A new procedure in Mid-Missouri is breathing new life into hope for cardiac patients.

Boone Hospital is implanting a new device called a cardio MEMS into patients. The device sends patient updates electronically without the patient ever having to set foot in a hospital.

For heart patients, the cardio MEMS monitors the amount of fluid building up in their body. It lets doctors know when a patient is going into heart failure well before the doctors would otherwise know.

For those living with the device, it’s keeping them from making frequent trips to the hospital.

The first patient to have the procedure done in Mid-Missouri told ABC 17 News she is happy with the changes she’s seen in just 6 weeks.

84-year-old Joan Camp moved to Columbia to be closer to family.

She’s a cardiac patient at Boone Hospital who used to make multiple trips to see doctors every week. Not only was it exhausting for her, but it was increasingly hard for her family. Her son Mark lives just down the street.

“It’s more efficient, it’s more convenient for my mother, and what’s good for her, is good for me too,” said Mark.

“I wake up feeling good, except when I get full of fluid, I get real sore and sluggish, but as soon as I get rid of that I’m ready to go,” said Camp.

It’s just about the size of a quarter, and Camp said she doesn’t even know it’s there. She told ABC 17 she talks to a nurse everyday instead of making a trip to the hospital.

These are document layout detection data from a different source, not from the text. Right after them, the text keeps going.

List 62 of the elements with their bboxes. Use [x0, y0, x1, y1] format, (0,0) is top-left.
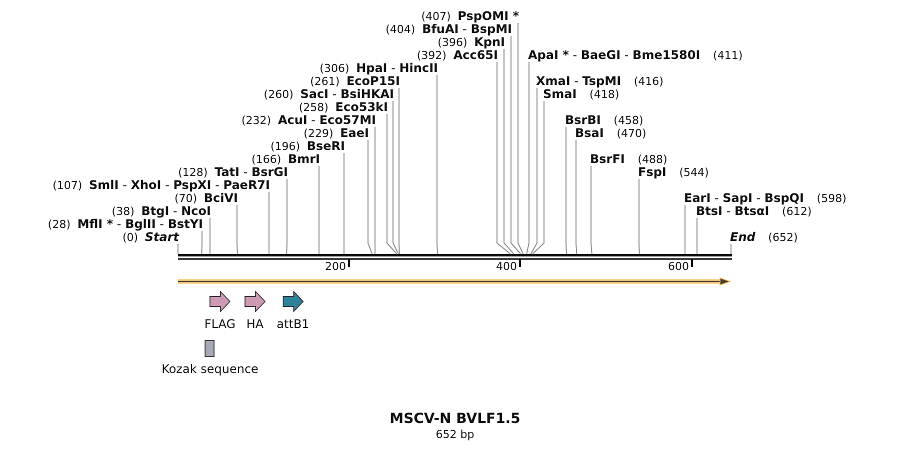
enzyme-site-label: ApaI * - BaeGI - Bme1580I (411)	[528, 49, 743, 62]
leader-line	[510, 36, 522, 254]
leader-line	[318, 166, 320, 254]
enzyme-site-label: (38) BtgI - NcoI	[112, 205, 211, 218]
leader-line	[201, 230, 202, 254]
enzyme-site-label: (0) Start	[122, 231, 179, 244]
sequence-length: 652 bp	[436, 428, 474, 441]
enzyme-site-label: BsrBI (458)	[565, 114, 644, 127]
scale-label: 600	[668, 260, 689, 273]
leader-line	[638, 178, 640, 254]
enzyme-site-label: SmaI (418)	[543, 88, 620, 101]
leader-line	[386, 114, 398, 254]
enzyme-site-label: (166) BmrI	[252, 153, 320, 166]
leader-line	[518, 22, 524, 254]
leader-line	[504, 48, 514, 254]
leader-line	[392, 100, 399, 254]
leader-line	[368, 140, 373, 254]
enzyme-site-label: (229) EaeI	[304, 127, 369, 140]
enzyme-site-label: (260) SacI - BsiHKAI	[264, 88, 394, 101]
enzyme-site-label: (70) BciVI	[174, 192, 238, 205]
map-title: MSCV-N BVLF1.5	[390, 411, 520, 427]
leader-line	[684, 204, 686, 254]
leader-line	[530, 88, 538, 254]
enzyme-site-label: (396) KpnI	[438, 36, 505, 49]
leader-line	[526, 62, 530, 254]
enzyme-site-label: EarI - SapI - BspQI (598)	[684, 192, 846, 205]
leader-line	[696, 218, 698, 254]
leader-line	[576, 140, 578, 254]
leader-line	[236, 204, 238, 254]
leader-line	[286, 178, 288, 254]
enzyme-site-label: BsrFI (488)	[590, 153, 668, 166]
leader-line	[566, 126, 567, 254]
enzyme-site-label: BsaI (470)	[575, 127, 646, 140]
enzyme-site-label: (392) Acc65I	[416, 49, 498, 62]
feature-label: attB1	[276, 317, 310, 331]
enzyme-site-label: FspI (544)	[638, 166, 709, 179]
feature-label: FLAG	[204, 317, 236, 331]
feature-label: Kozak sequence	[162, 362, 258, 376]
enzyme-site-label: (107) SmlI - XhoI - PspXI - PaeR7I	[52, 179, 270, 192]
enzyme-site-label: (28) MflI * - BglII - BstYI	[48, 218, 203, 231]
enzyme-site-label: XmaI - TspMI (416)	[536, 75, 664, 88]
enzyme-site-label: (232) AcuI - Eco57MI	[242, 114, 376, 127]
leader-line	[496, 62, 511, 254]
leader-line	[374, 126, 376, 254]
enzyme-site-label: (261) EcoP15I	[310, 75, 400, 88]
scale-label: 400	[496, 260, 517, 273]
enzyme-site-label: (306) HpaI - HincII	[320, 62, 438, 75]
leader-line	[268, 192, 270, 254]
enzyme-site-label: (258) Eco53kI	[298, 101, 388, 114]
feature-label: HA	[246, 317, 264, 331]
leader-line	[398, 88, 400, 254]
enzyme-site-label: (196) BseRI	[270, 140, 345, 153]
leader-line	[436, 74, 438, 254]
leader-line	[730, 244, 732, 254]
enzyme-site-label: (407) PspOMI *	[421, 10, 519, 23]
enzyme-site-label: (404) BfuAI - BspMI	[386, 23, 512, 36]
enzyme-site-label: BtsI - BtsαI (612)	[696, 205, 812, 218]
leader-line	[532, 100, 544, 254]
leader-line	[590, 166, 592, 254]
scale-label: 200	[325, 260, 346, 273]
enzyme-site-label: (128) TatI - BsrGI	[178, 166, 288, 179]
enzyme-site-label: End (652)	[730, 231, 798, 244]
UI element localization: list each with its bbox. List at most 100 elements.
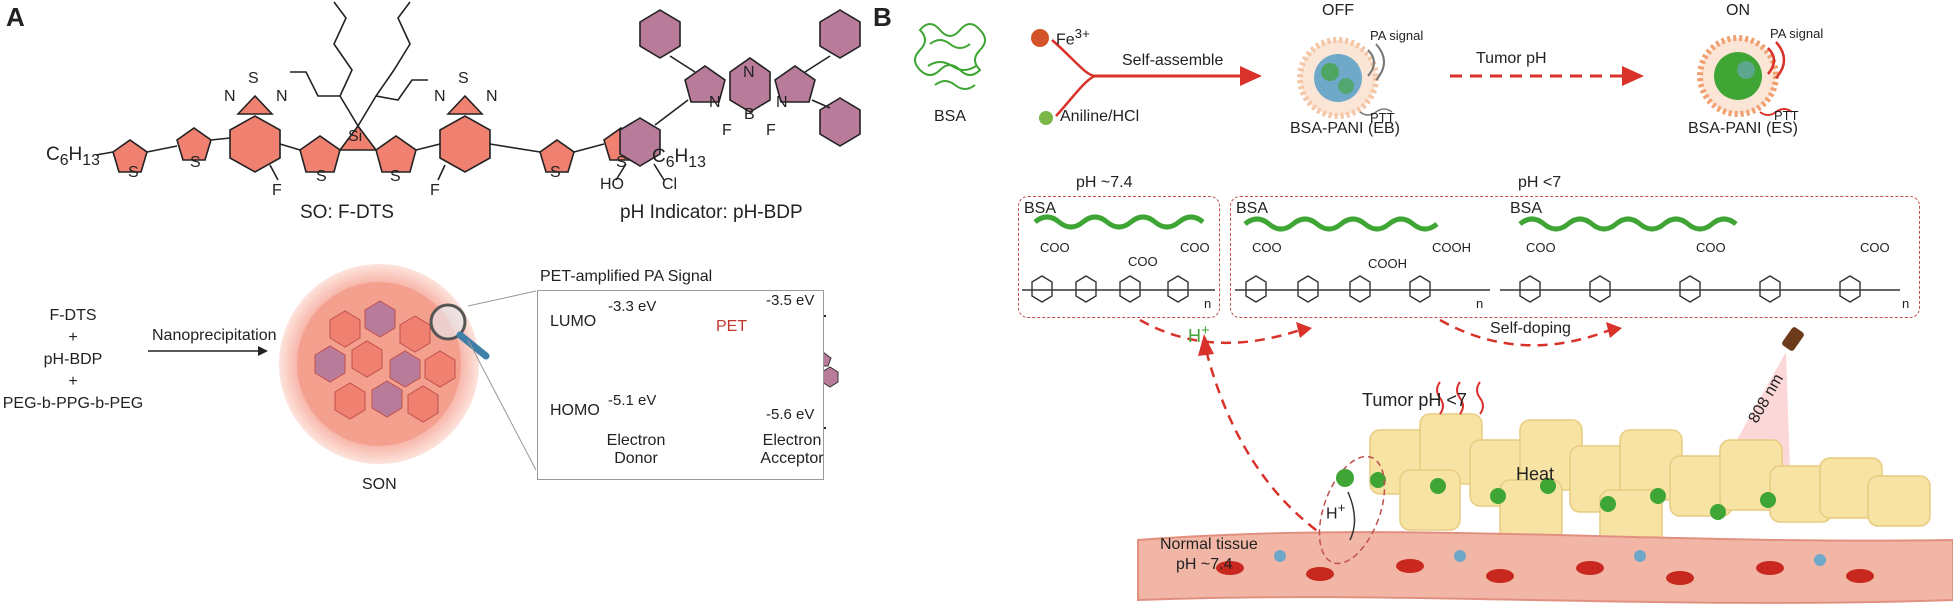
- h-plus-label: H+: [1188, 322, 1210, 346]
- c6h13-right: C6H13: [652, 146, 706, 171]
- heat-waves: [1436, 381, 1484, 415]
- atom-s-1: S: [128, 164, 139, 181]
- donor-lumo-value: -3.3 eV: [608, 298, 657, 315]
- mixture-plus-2: +: [68, 373, 78, 390]
- cooh-1: COOH: [1368, 256, 1407, 271]
- atom-s-3: S: [248, 70, 259, 87]
- thiophene-ring-3: [539, 139, 575, 173]
- atom-s-4: S: [316, 168, 327, 185]
- tumor-ph-label: Tumor pH <7: [1362, 390, 1467, 410]
- coo-7: COO: [1860, 240, 1890, 255]
- donor-label: Electron Donor: [600, 432, 672, 468]
- bsa-chains: [1033, 214, 1738, 232]
- pet-label: PET: [716, 318, 748, 335]
- laser-device: [1782, 327, 1804, 351]
- self-doping-label: Self-doping: [1490, 320, 1571, 337]
- n-subscript-3: n: [1902, 296, 1910, 311]
- fe-label: Fe3+: [1056, 26, 1090, 49]
- donor-line-1: Electron: [606, 432, 666, 449]
- donor-homo-value: -5.1 eV: [608, 392, 657, 409]
- bsa-label-3: BSA: [1510, 200, 1543, 217]
- btd-thiadiazole-right: [446, 94, 484, 115]
- coo-4: COO: [1252, 240, 1282, 255]
- tumor-cells: [1369, 413, 1931, 547]
- dts-ring-left: [299, 135, 341, 173]
- atom-f-1: F: [272, 182, 282, 199]
- h-plus-arrow: [1139, 318, 1301, 345]
- panel-b-letter: B: [873, 2, 892, 32]
- bsa-label-top: BSA: [934, 108, 967, 125]
- vessel-nanoparticles: [1274, 550, 1826, 566]
- fe-sphere: [1031, 29, 1049, 47]
- thiophene-ring-1: [112, 139, 148, 173]
- red-blood-cells: [1216, 559, 1874, 585]
- dts-ring-right: [375, 135, 417, 173]
- mixture-item-peg: PEG-b-PPG-b-PEG: [2, 395, 144, 412]
- btd-thiadiazole-left: [236, 94, 274, 115]
- atom-n-1: N: [224, 88, 236, 105]
- atom-f-bdp-1: F: [722, 122, 732, 139]
- acceptor-lumo-value: -3.5 eV: [766, 292, 815, 309]
- boron-ring: [729, 57, 771, 113]
- ph-lt7-box: [1230, 196, 1920, 318]
- coo-6: COO: [1696, 240, 1726, 255]
- on-label: ON: [1726, 2, 1750, 19]
- atom-b: B: [744, 106, 755, 123]
- self-assemble-label: Self-assemble: [1122, 52, 1224, 69]
- pani-chains: [1022, 275, 1900, 303]
- lumo-label: LUMO: [550, 313, 597, 330]
- ph74-box: [1018, 196, 1220, 318]
- tumor-ph-arrow-label: Tumor pH: [1476, 50, 1547, 67]
- bsa-label-2: BSA: [1236, 200, 1269, 217]
- c6h13-left: C6H13: [46, 144, 100, 169]
- inset-title: PET-amplified PA Signal: [540, 268, 713, 285]
- atom-si: Si: [348, 128, 363, 145]
- heat-label: Heat: [1516, 464, 1555, 484]
- coo-1: COO: [1040, 240, 1070, 255]
- pa-signal-off: PA signal: [1370, 28, 1424, 43]
- n-subscript-2: n: [1476, 296, 1484, 311]
- off-label: OFF: [1322, 2, 1354, 19]
- atom-n-bdp-r: N: [776, 94, 788, 111]
- thiophene-ring-2: [176, 127, 212, 161]
- bsa-protein: [914, 23, 986, 90]
- tumor-nanoparticles: [1370, 472, 1776, 520]
- panel-a-letter: A: [6, 2, 25, 32]
- son-hexagons: [314, 300, 456, 423]
- pa-signal-on: PA signal: [1770, 26, 1824, 41]
- son-label: SON: [362, 476, 397, 493]
- ptt-off: PTT: [1370, 110, 1395, 125]
- phenyl-right: [819, 97, 861, 147]
- atom-n-bdp-l: N: [709, 94, 721, 111]
- so-label: SO: F-DTS: [300, 202, 394, 223]
- es-label: BSA-PANI (ES): [1688, 120, 1798, 137]
- nanoprecipitation-label: Nanoprecipitation: [152, 327, 277, 344]
- atom-s-5: S: [390, 168, 401, 185]
- normal-ph-label: pH ~7.4: [1176, 556, 1233, 573]
- aniline-label: Aniline/HCl: [1060, 108, 1140, 125]
- atom-n-bdp: N: [743, 64, 755, 81]
- bsa-pani-es-particle: [1697, 35, 1793, 117]
- fdts-bonds: [95, 1, 651, 181]
- coo-3: COO: [1180, 240, 1210, 255]
- ph74-title: pH ~7.4: [1076, 174, 1133, 191]
- ph-bdp-molecule: [619, 9, 861, 167]
- mixture-list: F-DTS + pH-BDP + PEG-b-PPG-b-PEG: [0, 305, 146, 415]
- n-subscript-1: n: [1204, 296, 1212, 311]
- atom-n-2: N: [276, 88, 288, 105]
- atom-f-2: F: [430, 182, 440, 199]
- atom-n-4: N: [486, 88, 498, 105]
- ph-indicator-label: pH Indicator: pH-BDP: [620, 202, 803, 223]
- donor-line-2: Donor: [614, 450, 658, 467]
- pet-inset-box: [537, 290, 824, 480]
- atom-s-2: S: [190, 154, 201, 171]
- pyrrole-left: [684, 65, 726, 103]
- mixture-plus-1: +: [68, 329, 78, 346]
- atom-s-8: S: [616, 154, 627, 171]
- phenyl-top-right: [819, 9, 861, 59]
- aniline-sphere: [1039, 111, 1053, 125]
- atom-ho: HO: [600, 176, 624, 193]
- ptt-on: PTT: [1774, 108, 1799, 123]
- cooh-2: COOH: [1432, 240, 1471, 255]
- blood-vessel: [1137, 531, 1953, 604]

These days, Joan just lays on a pillow that’s also a transmitter, allowing the cardio MEMS to send reports to her doctors, allowing her to keep living life.

“I have a little garden, six tomato plants, but i feel good,” said Camp.

Doctors implant these devices in more serious heart patients. Cardiologist, Dr. Dan Pierce, said the device warns them before things go wrong, allowing them to curb heart failure.

“Typically we have to wait for the ankles to swell, or the abdomen to swell, or they have shortness of breath before we know they are in congestive heart failure. And then they have to come into the hospital to get the fluid taken off,”said Pierce.

Camp’s family told ABC 17 News the MEMS gives them peace of mind.

Not only does it keep them from making several trips to the hospital, the device gives them more information.

“I think when her fluid levels do go up, we’re right on it and we know that day we know. Before we were depending on body weight, and how she looked and felt, it wasn’t quite as finite as we wanted.”

The cardio MEMS has had success around the nation, but Boone Hospital is the first in Mid-Missouri to offer the implant.